Rekomendasi Analis: Beli Saham ERAA dengan Target Harga Rp600
Menyikapi langkah ekspansi ini, analis dari UOB Kay Hian, Willinoy Sitorus, menilai prospek Erajaya untuk paruh kedua tahun 2025 tetap solid. UOB Kay Hian secara konsisten mempertahankan rekomendasi BUY untuk saham ERAA dengan target harga yang ditetapkan sebesar Rp600 per saham.
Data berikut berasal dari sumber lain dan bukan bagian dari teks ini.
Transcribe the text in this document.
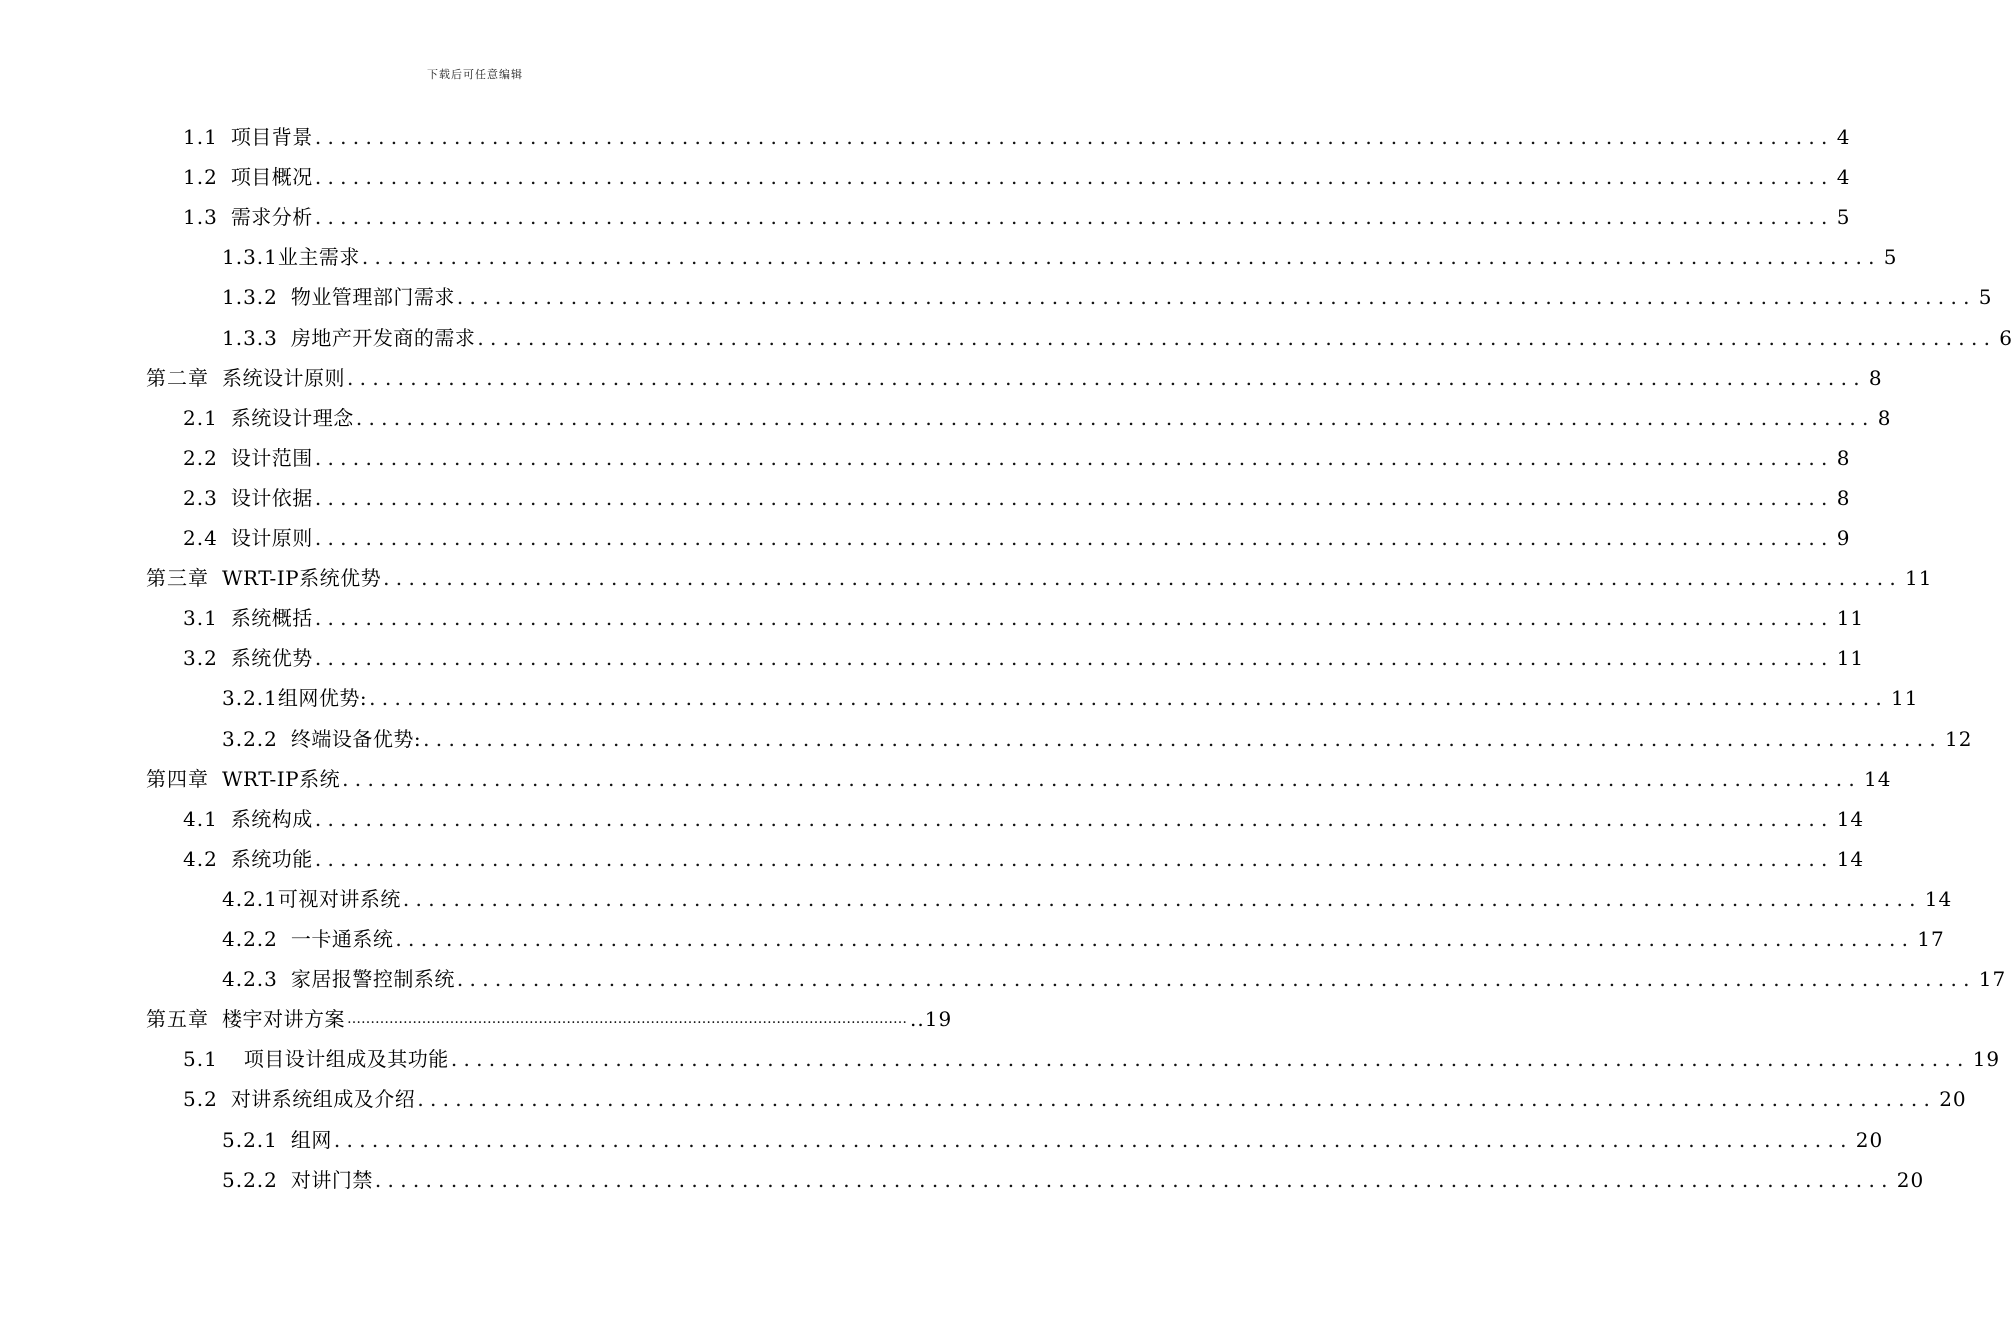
下载后可任意编辑
1.1 项目背景 ........................................................................................................................ 4
1.2 项目概况 ........................................................................................................................ 4
1.3 需求分析 ........................................................................................................................ 5
1.3.1 业主需求 ........................................................................................................................ 5
1.3.2 物业管理部门需求 ........................................................................................................................ 5
1.3.3 房地产开发商的需求 ........................................................................................................................ 6
第二章 系统设计原则 ........................................................................................................................ 8
2.1 系统设计理念 ........................................................................................................................ 8
2.2 设计范围 ........................................................................................................................ 8
2.3 设计依据 ........................................................................................................................ 8
2.4 设计原则 ........................................................................................................................ 9
第三章 WRT-IP系统优势 ........................................................................................................................ 11
3.1 系统概括 ........................................................................................................................ 11
3.2 系统优势 ........................................................................................................................ 11
3.2.1 组网优势: ........................................................................................................................ 11
3.2.2 终端设备优势: ........................................................................................................................ 12
第四章 WRT-IP系统 ........................................................................................................................ 14
4.1 系统构成 ........................................................................................................................ 14
4.2 系统功能 ........................................................................................................................ 14
4.2.1 可视对讲系统 ........................................................................................................................ 14
4.2.2 一卡通系统 ........................................................................................................................ 17
4.2.3 家居报警控制系统 ........................................................................................................................ 17
第五章 楼宇对讲方案 ………………………………………………………………………………………………………… ..19
5.1 项目设计组成及其功能 ........................................................................................................................ 19
5.2 对讲系统组成及介绍 ........................................................................................................................ 20
5.2.1 组网 ........................................................................................................................ 20
5.2.2 对讲门禁 ........................................................................................................................ 20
Rekomendasi beli ini didasarkan pada rasio Price-to-Earnings (PE) sebesar 7,7 kali, yang sejalan dengan rata-rata historis saham ERAA pada periode 2020–2025. Keyakinan ini juga dilandasi oleh proyeksi pertumbuhan penjualan yang solid dan kesuksesan ekspansi vertikal perusahaan sepanjang tahun 2025.
Diversifikasi F&B: Strategi Raih Margin Lebih Tinggi
Willinoy menambahkan bahwa lini bisnis Food and Nourishment, yang mencakup Chagee, Paris Baguette, dan merek F&B lainnya, menunjukkan perkembangan yang positif dengan pembukaan gerai baru sesuai jadwal. Diversifikasi ke sektor F&B dinilai sebagai langkah strategis Erajaya untuk memperoleh margin yang lebih tinggi dibandingkan dengan bisnis smartphone.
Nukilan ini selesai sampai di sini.